For a while, although death remained rare, COVID-19 was the eighth leading cause of death in people 19 years of age and younger, and the leading cause of infectious disease deaths.
CDC data show that around 2,000 children have died from COVID-19, including 90 confirmed cases between July 2024 and July 2025, which the agency said is likely an undercount.
Regulatory Changes
Using the alleged VAERS deaths as a rationale, Prasad then proposed broad changes to how the FDA approves vaccines, stating the agency would no longer allow antibody data to be used as a proxy for efficacy when evaluating a new vaccine or extending an existing vaccine to a new population. The method is sometimes called immunobridging.
He also said the FDA would “revise” the framework for approving seasonal influenza vaccines — which he said was “an evidence-based catastrophe” — and would reassess how the agency evaluates the safety of vaccines given at the same time.
In their NEJM piece, the former FDA commissioners explained that immunobridging studies have long been accepted by the agency and are important for updating vaccines against pathogens that rapidly evolve.
“The proposed measures will slow the replacement of older products with better ones and will create potentially prohibitive expenses for new market entrants,” they wrote, adding that the changes would also reduce competition and increase prices. “Moreover, insisting on long, expensive outcomes studies for every updated formulation would delay the arrival of better-matched vaccines when new outbreaks emerge or when additional groups of patients could benefit.”
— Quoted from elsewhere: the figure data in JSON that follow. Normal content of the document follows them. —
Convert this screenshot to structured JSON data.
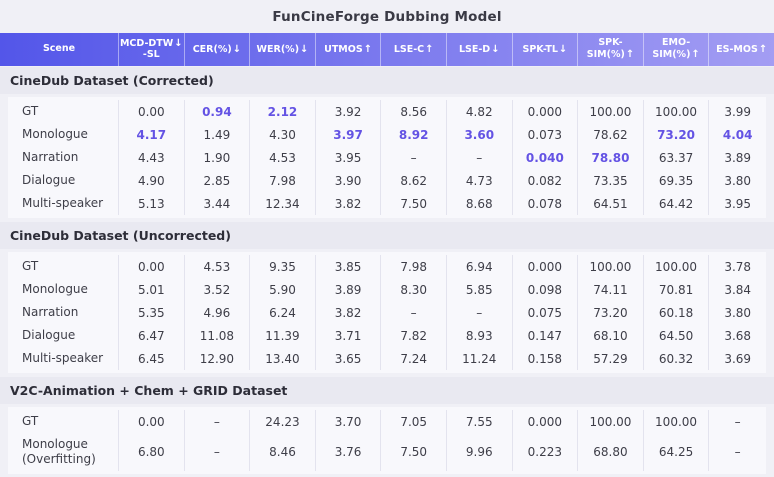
{
  "title": "FunCineForge Dubbing Model",
  "colors": {
    "page_bg": "#f0f0f6",
    "header_grad_left": "#5356e9",
    "header_grad_right": "#a39df3",
    "header_text": "#ffffff",
    "band_bg": "#e9e9f1",
    "band_text": "#2d2d38",
    "block_bg": "#f8f8fc",
    "divider": "#e3e3ee",
    "cell_text": "#3e3e48",
    "highlight": "#6453e4",
    "title_text": "#3a3a45"
  },
  "table": {
    "columns": [
      {
        "label": "Scene",
        "sub": "",
        "arrow": ""
      },
      {
        "label": "MCD-DTW",
        "sub": "-SL",
        "arrow": "↓"
      },
      {
        "label": "CER(%)",
        "sub": "",
        "arrow": "↓"
      },
      {
        "label": "WER(%)",
        "sub": "",
        "arrow": "↓"
      },
      {
        "label": "UTMOS",
        "sub": "",
        "arrow": "↑"
      },
      {
        "label": "LSE-C",
        "sub": "",
        "arrow": "↑"
      },
      {
        "label": "LSE-D",
        "sub": "",
        "arrow": "↓"
      },
      {
        "label": "SPK-TL",
        "sub": "",
        "arrow": "↓"
      },
      {
        "label": "SPK-SIM(%)",
        "sub": "",
        "arrow": "↑"
      },
      {
        "label": "EMO-SIM(%)",
        "sub": "",
        "arrow": "↑"
      },
      {
        "label": "ES-MOS",
        "sub": "",
        "arrow": "↑"
      }
    ],
    "sections": [
      {
        "heading": "CineDub Dataset (Corrected)",
        "rows": [
          {
            "scene": "GT",
            "cells": [
              "0.00",
              "0.94",
              "2.12",
              "3.92",
              "8.56",
              "4.82",
              "0.000",
              "100.00",
              "100.00",
              "3.99"
            ],
            "highlight": [
              1,
              2
            ]
          },
          {
            "scene": "Monologue",
            "cells": [
              "4.17",
              "1.49",
              "4.30",
              "3.97",
              "8.92",
              "3.60",
              "0.073",
              "78.62",
              "73.20",
              "4.04"
            ],
            "highlight": [
              0,
              3,
              4,
              5,
              8,
              9
            ]
          },
          {
            "scene": "Narration",
            "cells": [
              "4.43",
              "1.90",
              "4.53",
              "3.95",
              "–",
              "–",
              "0.040",
              "78.80",
              "63.37",
              "3.89"
            ],
            "highlight": [
              6,
              7
            ]
          },
          {
            "scene": "Dialogue",
            "cells": [
              "4.90",
              "2.85",
              "7.98",
              "3.90",
              "8.62",
              "4.73",
              "0.082",
              "73.35",
              "69.35",
              "3.80"
            ],
            "highlight": []
          },
          {
            "scene": "Multi-speaker",
            "cells": [
              "5.13",
              "3.44",
              "12.34",
              "3.82",
              "7.50",
              "8.68",
              "0.078",
              "64.51",
              "64.42",
              "3.95"
            ],
            "highlight": []
          }
        ]
      },
      {
        "heading": "CineDub Dataset (Uncorrected)",
        "rows": [
          {
            "scene": "GT",
            "cells": [
              "0.00",
              "4.53",
              "9.35",
              "3.85",
              "7.98",
              "6.94",
              "0.000",
              "100.00",
              "100.00",
              "3.78"
            ],
            "highlight": []
          },
          {
            "scene": "Monologue",
            "cells": [
              "5.01",
              "3.52",
              "5.90",
              "3.89",
              "8.30",
              "5.85",
              "0.098",
              "74.11",
              "70.81",
              "3.84"
            ],
            "highlight": []
          },
          {
            "scene": "Narration",
            "cells": [
              "5.35",
              "4.96",
              "6.24",
              "3.82",
              "–",
              "–",
              "0.075",
              "73.20",
              "60.18",
              "3.80"
            ],
            "highlight": []
          },
          {
            "scene": "Dialogue",
            "cells": [
              "6.47",
              "11.08",
              "11.39",
              "3.71",
              "7.82",
              "8.93",
              "0.147",
              "68.10",
              "64.50",
              "3.68"
            ],
            "highlight": []
          },
          {
            "scene": "Multi-speaker",
            "cells": [
              "6.45",
              "12.90",
              "13.40",
              "3.65",
              "7.24",
              "11.24",
              "0.158",
              "57.29",
              "60.32",
              "3.69"
            ],
            "highlight": []
          }
        ]
      },
      {
        "heading": "V2C-Animation + Chem + GRID Dataset",
        "rows": [
          {
            "scene": "GT",
            "cells": [
              "0.00",
              "–",
              "24.23",
              "3.70",
              "7.05",
              "7.55",
              "0.000",
              "100.00",
              "100.00",
              "–"
            ],
            "highlight": []
          },
          {
            "scene": "Monologue (Overfitting)",
            "cells": [
              "6.80",
              "–",
              "8.46",
              "3.76",
              "7.50",
              "9.96",
              "0.223",
              "68.80",
              "64.25",
              "–"
            ],
            "highlight": [],
            "tall": true
          }
        ]
      }
    ]
  }
}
We previously explained the validity of immunobridging when addressing claims from Makary and Høeg in 2022 about the COVID-19 vaccine approvals in children, which were approved based on the method.
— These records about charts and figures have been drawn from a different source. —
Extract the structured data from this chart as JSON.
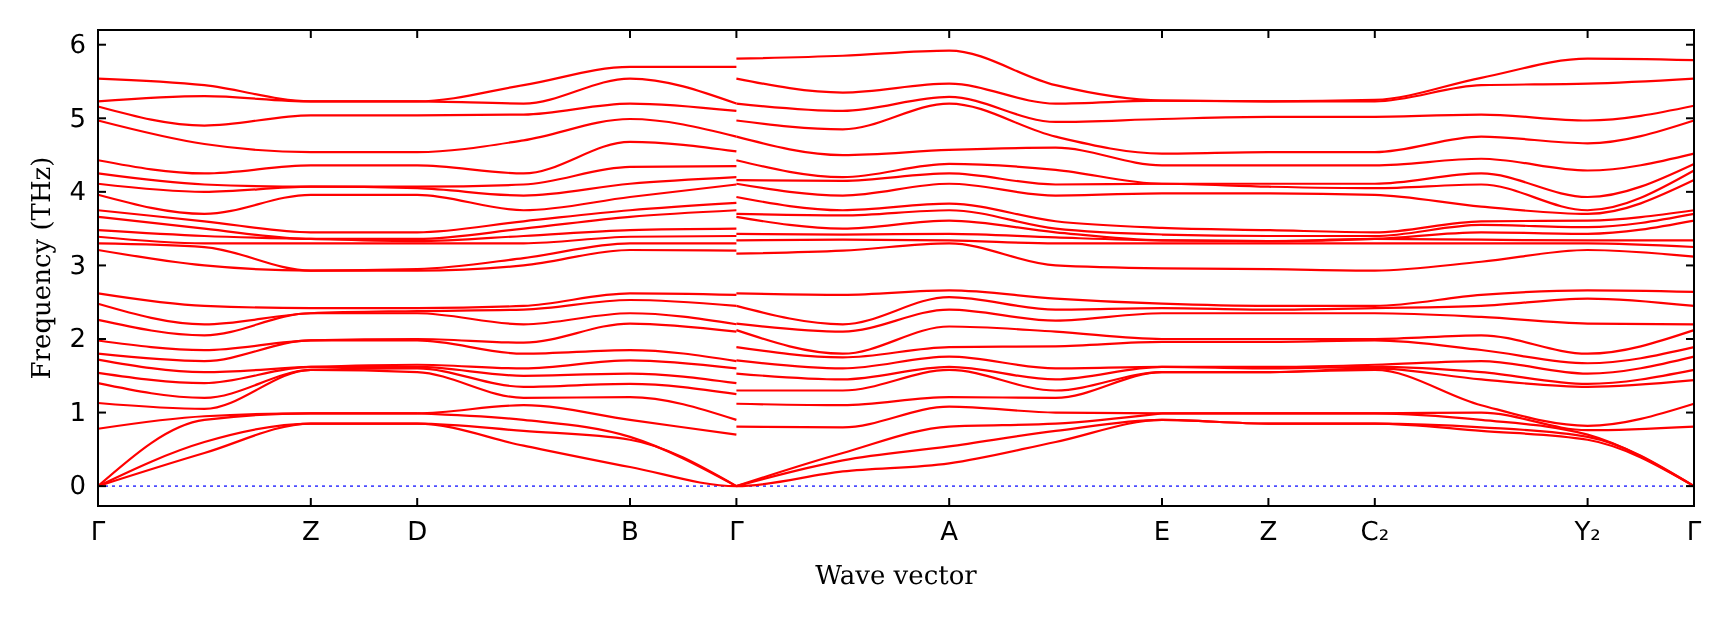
{
  "chart_data": {
    "type": "line",
    "xlabel": "Wave vector",
    "ylabel": "Frequency (THz)",
    "ylim": [
      -0.27,
      6.2
    ],
    "yticks": [
      0,
      1,
      2,
      3,
      4,
      5,
      6
    ],
    "categories": [
      "Γ",
      null,
      "Z",
      "D",
      null,
      "B",
      "Γ",
      null,
      "A",
      null,
      "E",
      "Z",
      "C₂",
      null,
      "Y₂",
      "Γ"
    ],
    "ref_lines": [
      {
        "axis": "y",
        "value": 0,
        "color": "#4d4dff",
        "line_style": "dotted"
      }
    ],
    "series": [
      {
        "color": "#ff0000",
        "values": [
          0,
          0.45,
          0.85,
          0.85,
          0.55,
          0.26,
          0,
          0.2,
          0.31,
          0.6,
          0.9,
          0.85,
          0.85,
          0.75,
          0.63,
          0
        ]
      },
      {
        "color": "#ff0000",
        "values": [
          0,
          0.6,
          0.85,
          0.85,
          0.75,
          0.63,
          0,
          null,
          null,
          null,
          null,
          null,
          null,
          null,
          null,
          null
        ]
      },
      {
        "color": "#ff0000",
        "values": [
          null,
          null,
          null,
          null,
          null,
          null,
          0,
          0.35,
          0.54,
          0.75,
          0.9,
          0.85,
          0.85,
          0.8,
          0.67,
          0
        ]
      },
      {
        "color": "#ff0000",
        "values": [
          0,
          0.9,
          0.99,
          0.99,
          null,
          null,
          null,
          null,
          null,
          null,
          null,
          null,
          null,
          null,
          null,
          null
        ]
      },
      {
        "color": "#ff0000",
        "values": [
          null,
          null,
          null,
          0.99,
          0.9,
          0.67,
          0,
          null,
          null,
          null,
          null,
          null,
          null,
          null,
          null,
          null
        ]
      },
      {
        "color": "#ff0000",
        "values": [
          null,
          null,
          null,
          null,
          null,
          null,
          0,
          0.45,
          0.81,
          0.85,
          0.99,
          null,
          null,
          null,
          null,
          null
        ]
      },
      {
        "color": "#ff0000",
        "values": [
          null,
          null,
          null,
          null,
          null,
          null,
          null,
          null,
          null,
          null,
          0.99,
          0.99,
          0.99,
          0.9,
          0.7,
          0
        ]
      },
      {
        "color": "#ff0000",
        "values": [
          0.78,
          0.95,
          0.99,
          0.99,
          1.1,
          0.9,
          0.7,
          null,
          null,
          null,
          null,
          null,
          null,
          null,
          null,
          null
        ]
      },
      {
        "color": "#ff0000",
        "values": [
          1.13,
          1.05,
          1.58,
          1.55,
          1.2,
          1.21,
          0.9,
          null,
          null,
          null,
          null,
          null,
          null,
          null,
          null,
          null
        ]
      },
      {
        "color": "#ff0000",
        "values": [
          1.4,
          1.2,
          1.58,
          1.6,
          1.35,
          1.39,
          1.25,
          null,
          null,
          null,
          null,
          null,
          null,
          null,
          null,
          null
        ]
      },
      {
        "color": "#ff0000",
        "values": [
          1.54,
          1.4,
          1.62,
          1.62,
          1.5,
          1.53,
          1.4,
          null,
          null,
          null,
          null,
          null,
          null,
          null,
          null,
          null
        ]
      },
      {
        "color": "#ff0000",
        "values": [
          1.72,
          1.55,
          1.62,
          1.65,
          1.6,
          1.71,
          1.6,
          null,
          null,
          null,
          null,
          null,
          null,
          null,
          null,
          null
        ]
      },
      {
        "color": "#ff0000",
        "values": [
          1.8,
          1.7,
          1.98,
          1.98,
          1.8,
          1.85,
          1.7,
          null,
          null,
          null,
          null,
          null,
          null,
          null,
          null,
          null
        ]
      },
      {
        "color": "#ff0000",
        "values": [
          1.98,
          1.85,
          1.98,
          2.0,
          1.95,
          2.21,
          2.1,
          null,
          null,
          null,
          null,
          null,
          null,
          null,
          null,
          null
        ]
      },
      {
        "color": "#ff0000",
        "values": [
          2.26,
          2.05,
          2.35,
          2.35,
          2.2,
          2.35,
          2.2,
          null,
          null,
          null,
          null,
          null,
          null,
          null,
          null,
          null
        ]
      },
      {
        "color": "#ff0000",
        "values": [
          2.48,
          2.2,
          2.35,
          2.38,
          2.4,
          2.53,
          2.45,
          null,
          null,
          null,
          null,
          null,
          null,
          null,
          null,
          null
        ]
      },
      {
        "color": "#ff0000",
        "values": [
          2.62,
          2.45,
          2.42,
          2.42,
          2.45,
          2.62,
          2.6,
          null,
          null,
          null,
          null,
          null,
          null,
          null,
          null,
          null
        ]
      },
      {
        "color": "#ff0000",
        "values": [
          3.21,
          3.0,
          2.93,
          2.93,
          3.0,
          3.21,
          3.2,
          null,
          null,
          null,
          null,
          null,
          null,
          null,
          null,
          null
        ]
      },
      {
        "color": "#ff0000",
        "values": [
          3.3,
          3.25,
          2.93,
          2.95,
          3.1,
          3.3,
          3.3,
          null,
          null,
          null,
          null,
          null,
          null,
          null,
          null,
          null
        ]
      },
      {
        "color": "#ff0000",
        "values": [
          3.39,
          3.3,
          3.3,
          3.3,
          3.3,
          3.39,
          3.4,
          null,
          null,
          null,
          null,
          null,
          null,
          null,
          null,
          null
        ]
      },
      {
        "color": "#ff0000",
        "values": [
          3.48,
          3.4,
          3.36,
          3.33,
          3.4,
          3.48,
          3.5,
          null,
          null,
          null,
          null,
          null,
          null,
          null,
          null,
          null
        ]
      },
      {
        "color": "#ff0000",
        "values": [
          3.66,
          3.5,
          3.36,
          3.36,
          3.5,
          3.66,
          3.75,
          null,
          null,
          null,
          null,
          null,
          null,
          null,
          null,
          null
        ]
      },
      {
        "color": "#ff0000",
        "values": [
          3.75,
          3.6,
          3.45,
          3.45,
          3.6,
          3.75,
          3.85,
          null,
          null,
          null,
          null,
          null,
          null,
          null,
          null,
          null
        ]
      },
      {
        "color": "#ff0000",
        "values": [
          3.96,
          3.7,
          3.96,
          3.96,
          3.75,
          3.93,
          4.1,
          null,
          null,
          null,
          null,
          null,
          null,
          null,
          null,
          null
        ]
      },
      {
        "color": "#ff0000",
        "values": [
          4.11,
          4.0,
          4.07,
          4.05,
          3.95,
          4.11,
          4.2,
          null,
          null,
          null,
          null,
          null,
          null,
          null,
          null,
          null
        ]
      },
      {
        "color": "#ff0000",
        "values": [
          4.25,
          4.1,
          4.07,
          4.07,
          4.1,
          4.34,
          4.35,
          null,
          null,
          null,
          null,
          null,
          null,
          null,
          null,
          null
        ]
      },
      {
        "color": "#ff0000",
        "values": [
          4.43,
          4.25,
          4.36,
          4.36,
          4.25,
          4.68,
          4.55,
          null,
          null,
          null,
          null,
          null,
          null,
          null,
          null,
          null
        ]
      },
      {
        "color": "#ff0000",
        "values": [
          4.97,
          4.65,
          4.54,
          4.54,
          4.7,
          4.99,
          4.75,
          null,
          null,
          null,
          null,
          null,
          null,
          null,
          null,
          null
        ]
      },
      {
        "color": "#ff0000",
        "values": [
          5.16,
          4.9,
          5.04,
          5.04,
          5.05,
          5.2,
          5.1,
          null,
          null,
          null,
          null,
          null,
          null,
          null,
          null,
          null
        ]
      },
      {
        "color": "#ff0000",
        "values": [
          5.23,
          5.3,
          5.23,
          5.23,
          5.2,
          5.54,
          5.2,
          null,
          null,
          null,
          null,
          null,
          null,
          null,
          null,
          null
        ]
      },
      {
        "color": "#ff0000",
        "values": [
          5.54,
          5.45,
          5.23,
          5.23,
          5.45,
          5.7,
          5.7,
          null,
          null,
          null,
          null,
          null,
          null,
          null,
          null,
          null
        ]
      },
      {
        "color": "#ff0000",
        "values": [
          null,
          null,
          null,
          null,
          null,
          null,
          0.81,
          0.8,
          1.08,
          1.0,
          0.99,
          0.99,
          0.99,
          1.0,
          0.76,
          0.81
        ]
      },
      {
        "color": "#ff0000",
        "values": [
          null,
          null,
          null,
          null,
          null,
          null,
          1.12,
          1.1,
          1.21,
          1.2,
          1.55,
          1.55,
          1.58,
          1.1,
          0.82,
          1.12
        ]
      },
      {
        "color": "#ff0000",
        "values": [
          null,
          null,
          null,
          null,
          null,
          null,
          1.3,
          1.3,
          1.58,
          1.3,
          1.55,
          1.55,
          1.6,
          1.45,
          1.35,
          1.44
        ]
      },
      {
        "color": "#ff0000",
        "values": [
          null,
          null,
          null,
          null,
          null,
          null,
          1.53,
          1.45,
          1.62,
          1.45,
          1.62,
          1.6,
          1.62,
          1.55,
          1.39,
          1.58
        ]
      },
      {
        "color": "#ff0000",
        "values": [
          null,
          null,
          null,
          null,
          null,
          null,
          1.71,
          1.6,
          1.76,
          1.6,
          1.62,
          1.62,
          1.65,
          1.7,
          1.53,
          1.76
        ]
      },
      {
        "color": "#ff0000",
        "values": [
          null,
          null,
          null,
          null,
          null,
          null,
          1.89,
          1.75,
          1.89,
          1.9,
          1.96,
          1.96,
          1.98,
          1.85,
          1.67,
          1.89
        ]
      },
      {
        "color": "#ff0000",
        "values": [
          null,
          null,
          null,
          null,
          null,
          null,
          2.12,
          1.8,
          2.17,
          2.1,
          2.0,
          2.0,
          2.0,
          2.05,
          1.8,
          2.12
        ]
      },
      {
        "color": "#ff0000",
        "values": [
          null,
          null,
          null,
          null,
          null,
          null,
          2.21,
          2.1,
          2.4,
          2.25,
          2.35,
          2.35,
          2.35,
          2.3,
          2.21,
          2.2
        ]
      },
      {
        "color": "#ff0000",
        "values": [
          null,
          null,
          null,
          null,
          null,
          null,
          2.45,
          2.2,
          2.57,
          2.4,
          2.42,
          2.4,
          2.42,
          2.45,
          2.55,
          2.45
        ]
      },
      {
        "color": "#ff0000",
        "values": [
          null,
          null,
          null,
          null,
          null,
          null,
          2.62,
          2.6,
          2.66,
          2.55,
          2.48,
          2.45,
          2.45,
          2.6,
          2.66,
          2.64
        ]
      },
      {
        "color": "#ff0000",
        "values": [
          null,
          null,
          null,
          null,
          null,
          null,
          3.16,
          3.2,
          3.3,
          3.0,
          2.96,
          2.95,
          2.93,
          3.05,
          3.21,
          3.12
        ]
      },
      {
        "color": "#ff0000",
        "values": [
          null,
          null,
          null,
          null,
          null,
          null,
          3.34,
          3.35,
          3.34,
          3.3,
          3.3,
          3.3,
          3.3,
          3.3,
          3.3,
          3.25
        ]
      },
      {
        "color": "#ff0000",
        "values": [
          null,
          null,
          null,
          null,
          null,
          null,
          3.43,
          3.42,
          3.43,
          3.38,
          3.34,
          3.33,
          3.36,
          3.35,
          3.34,
          3.34
        ]
      },
      {
        "color": "#ff0000",
        "values": [
          null,
          null,
          null,
          null,
          null,
          null,
          3.66,
          3.5,
          3.61,
          3.45,
          3.34,
          3.33,
          3.36,
          3.45,
          3.43,
          3.61
        ]
      },
      {
        "color": "#ff0000",
        "values": [
          null,
          null,
          null,
          null,
          null,
          null,
          3.7,
          3.68,
          3.75,
          3.5,
          3.42,
          3.4,
          3.4,
          3.55,
          3.52,
          3.7
        ]
      },
      {
        "color": "#ff0000",
        "values": [
          null,
          null,
          null,
          null,
          null,
          null,
          3.93,
          3.75,
          3.84,
          3.6,
          3.51,
          3.48,
          3.45,
          3.6,
          3.61,
          3.75
        ]
      },
      {
        "color": "#ff0000",
        "values": [
          null,
          null,
          null,
          null,
          null,
          null,
          4.11,
          3.95,
          4.11,
          3.95,
          3.98,
          3.98,
          3.96,
          3.8,
          3.7,
          4.16
        ]
      },
      {
        "color": "#ff0000",
        "values": [
          null,
          null,
          null,
          null,
          null,
          null,
          4.16,
          4.15,
          4.25,
          4.1,
          4.11,
          4.07,
          4.05,
          4.1,
          3.75,
          4.29
        ]
      },
      {
        "color": "#ff0000",
        "values": [
          null,
          null,
          null,
          null,
          null,
          null,
          4.43,
          4.2,
          4.38,
          4.3,
          4.11,
          4.11,
          4.11,
          4.25,
          3.93,
          4.38
        ]
      },
      {
        "color": "#ff0000",
        "values": [
          null,
          null,
          null,
          null,
          null,
          null,
          4.75,
          4.5,
          4.57,
          4.6,
          4.36,
          4.36,
          4.36,
          4.45,
          4.29,
          4.52
        ]
      },
      {
        "color": "#ff0000",
        "values": [
          null,
          null,
          null,
          null,
          null,
          null,
          4.97,
          4.85,
          5.2,
          4.75,
          4.52,
          4.54,
          4.54,
          4.75,
          4.66,
          4.97
        ]
      },
      {
        "color": "#ff0000",
        "values": [
          null,
          null,
          null,
          null,
          null,
          null,
          5.2,
          5.1,
          5.29,
          4.95,
          4.99,
          5.02,
          5.02,
          5.05,
          4.97,
          5.17
        ]
      },
      {
        "color": "#ff0000",
        "values": [
          null,
          null,
          null,
          null,
          null,
          null,
          5.54,
          5.35,
          5.47,
          5.2,
          5.24,
          5.23,
          5.23,
          5.45,
          5.47,
          5.54
        ]
      },
      {
        "color": "#ff0000",
        "values": [
          null,
          null,
          null,
          null,
          null,
          null,
          5.81,
          5.85,
          5.92,
          5.45,
          5.24,
          5.23,
          5.25,
          5.55,
          5.81,
          5.79
        ]
      }
    ]
  }
}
“As a former chair of the vaccine advisory committee, VRBPAC, I can say that vaccines are carefully and meticulously assessed for effectiveness and safety and the reviewers at the FDA are experts,” Edwards said, when asked about Prasad’s policy changes. “These comments do not consider any of the adverse events caused by the diseases that the vaccines prevent. None of the benefits of vaccines are acknowledged and none of the rich history and experience of vaccinologists is being called on.”
Other Claims
Experts took issue with several of Prasad’s other claims, including the suggestion that the Biden administration mandated COVID-19 vaccines in schools — the federal government does not have that power — and the idea that there is not “reliable” data on the benefits of COVID-19 vaccination in children.
The FDA commissioners called the latter assertion incorrect. “Reasonable scientists should engage in open debate about how best to shape recommendations for children at lower risk for Covid-19,” they wrote, “but substantial evidence shows that vaccination can reduce the risk of severe disease and hospitalization in many children and adolescents.”
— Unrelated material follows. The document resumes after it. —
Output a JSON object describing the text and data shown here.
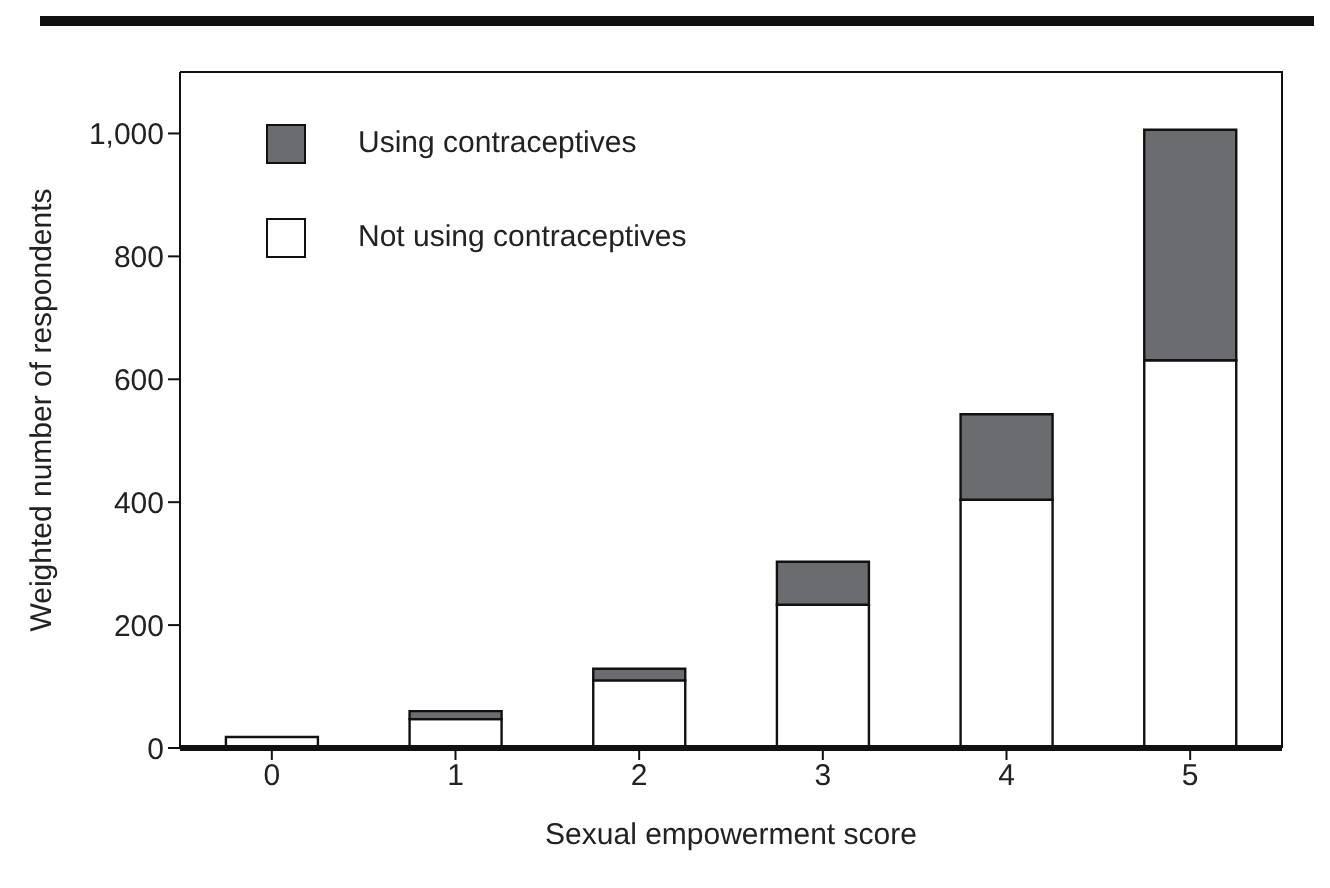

Prasad also implied that the U.S. should have first identified myocarditis as a rare side effect of vaccination instead of Israel. But as Durbin pointed out, Israel began vaccinating earlier and also had the benefit of a universal health care system, which makes it much easier to detect safety signals.
Prasad said that he has seen “no evidence that COVID-19 vaccines, which do not halt transmission, benefit third parties.” Morris told us that his comments misrepresent the evidence. Before the arrival of the omicron variant in 2021, the vaccines were quite effective in preventing infection and thereby reducing transmission. That has since changed significantly, but even now, there is evidence that vaccination helps prevent spread of the virus to at least some degree for a period of time. The main benefit of the vaccines, however, is to prevent severe disease and death.